Even on paper, Gola-Kumor's pieces have a solidity that could be seen as the polar opposite of the wispy confections that make up Bruce Price: Works on Paper: 2007-2012, at the Denver Art Museum. The Price show, on level three of the Hamilton Building, is part of Spun, a multi-departmental extravaganza celebrating textiles either actually or metaphorically; it opens in stages over the next two months. The Price show was originated by senior modern curator Gwen Chanzit and finished by newish associate contemporary curator William Morrow. It doesn't technically open until this weekend, but it is installed and you can see it anyway.

I first became aware of Price in the 1990s. He was a protegé of Clark Richert's at RMCAD, and his early work was something of a critique and continuation of his teacher's approach. Over the years, however, he has stretched this Richert connection almost, but not quite, to the breaking point.

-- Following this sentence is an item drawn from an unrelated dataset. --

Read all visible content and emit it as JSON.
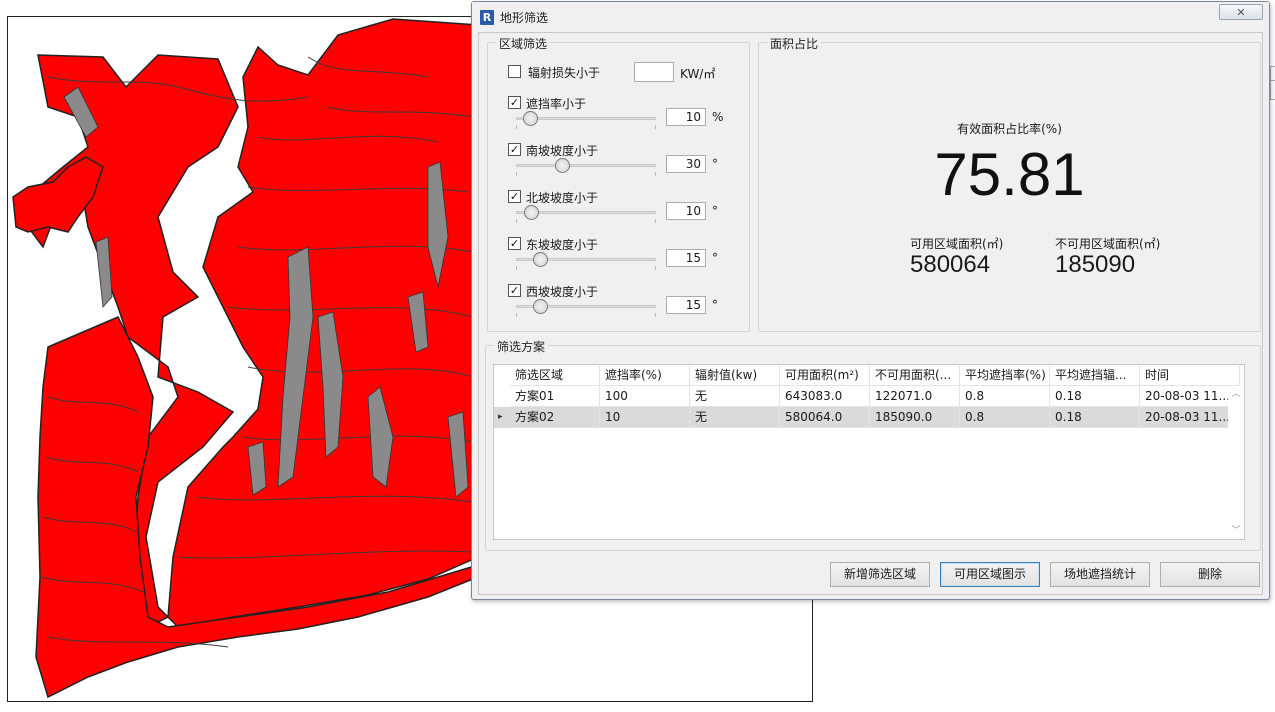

As part of his process, Price, best known as a painter, knocks off works on paper by the dozens. It is in these pieces that he fleshes out his ideas. Early on, he painted hard-edged patterns, but in recent years he's discovered ready-made ones in the form of swatches of gingham and plaid. This use of cloth links these works on paper to the theme of Spun — as does the fact that the drawings are displayed unframed, their surfaces warped from the glues and paints he used, so that they ripple like textiles. Morrow points out that Price uses found patterns, including stripes, plaids and checks, in such a way that they are bent or even folded. By doing this, Price subverts the established order of the pre-existing patterns.

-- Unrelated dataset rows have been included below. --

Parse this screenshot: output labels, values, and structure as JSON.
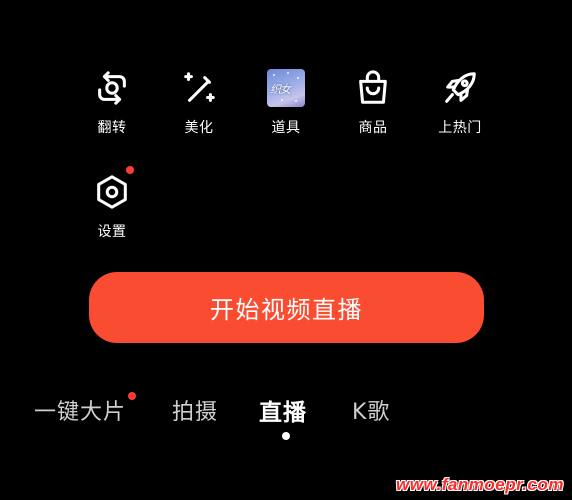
{
  "tools": [
    {
      "label": "翻转",
      "icon": "flip-camera-icon"
    },
    {
      "label": "美化",
      "icon": "magic-wand-icon"
    },
    {
      "label": "道具",
      "icon": "props-thumbnail-icon",
      "thumbnail_text": "织女"
    },
    {
      "label": "商品",
      "icon": "shopping-bag-icon"
    },
    {
      "label": "上热门",
      "icon": "rocket-icon"
    },
    {
      "label": "设置",
      "icon": "settings-hex-icon",
      "has_badge": true
    }
  ],
  "primary_action": {
    "label": "开始视频直播",
    "color": "#fa4c30"
  },
  "mode_tabs": [
    {
      "label": "一键大片",
      "has_badge": true,
      "active": false
    },
    {
      "label": "拍摄",
      "active": false
    },
    {
      "label": "直播",
      "active": true
    },
    {
      "label": "K歌",
      "active": false
    }
  ],
  "watermark": "www.fanmoepr.com",
  "colors": {
    "background": "#000000",
    "accent": "#fa4c30",
    "badge": "#fe3b35"
  }
}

The show begins in the entry, where Price has created a piece, "Geology," specifically for the space. Made up of striped sheets of fabric that have been painted over and stained in places, along with bits of what looks like a former red-checkered tablecloth, it bears a resemblance to a conventionalized landscape — and is, in fact, based on a scientific illustration. To Price, its creation has something to do with the theory of "emergence," which argues that natural, social and cultural realities follow the same master patterns: Arteries, rivers and trees all have similar branching systems, as do family trees and art styles. It's also the way Price's conceptual abstracts come out of his earlier interest in minimalist pattern painting.

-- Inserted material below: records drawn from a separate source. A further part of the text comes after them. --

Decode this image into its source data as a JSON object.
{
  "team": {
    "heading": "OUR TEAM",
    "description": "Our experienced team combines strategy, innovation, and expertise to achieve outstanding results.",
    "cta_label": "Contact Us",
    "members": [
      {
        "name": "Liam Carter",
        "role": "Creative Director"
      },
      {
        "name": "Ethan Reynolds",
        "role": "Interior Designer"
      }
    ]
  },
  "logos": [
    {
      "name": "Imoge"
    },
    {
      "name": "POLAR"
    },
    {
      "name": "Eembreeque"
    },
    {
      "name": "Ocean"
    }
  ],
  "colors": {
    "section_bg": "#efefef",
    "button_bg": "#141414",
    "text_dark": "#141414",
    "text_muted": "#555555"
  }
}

The pieces are tremendously informal, both in the organization of the pictures and in the craftsmanship. Fabrics have been rapidly and casually clipped or torn, with their unraveling threads appearing here and there. Smears of glue have become pictorial elements in some. My favorite pieces are the constructivist arrangements combining patterned fabrics and painted elements, such as in "Wedge Formation" and "Uplift." (By the way, another Price solo, Purity Is Death, Transgression Divine, opens on May 23 at the Emmanuel Gallery on the Auraria campus.)

As different as Price's approach is from Gola-Kumor's, there's an obvious bond, in that both communicate using abstract forms alone.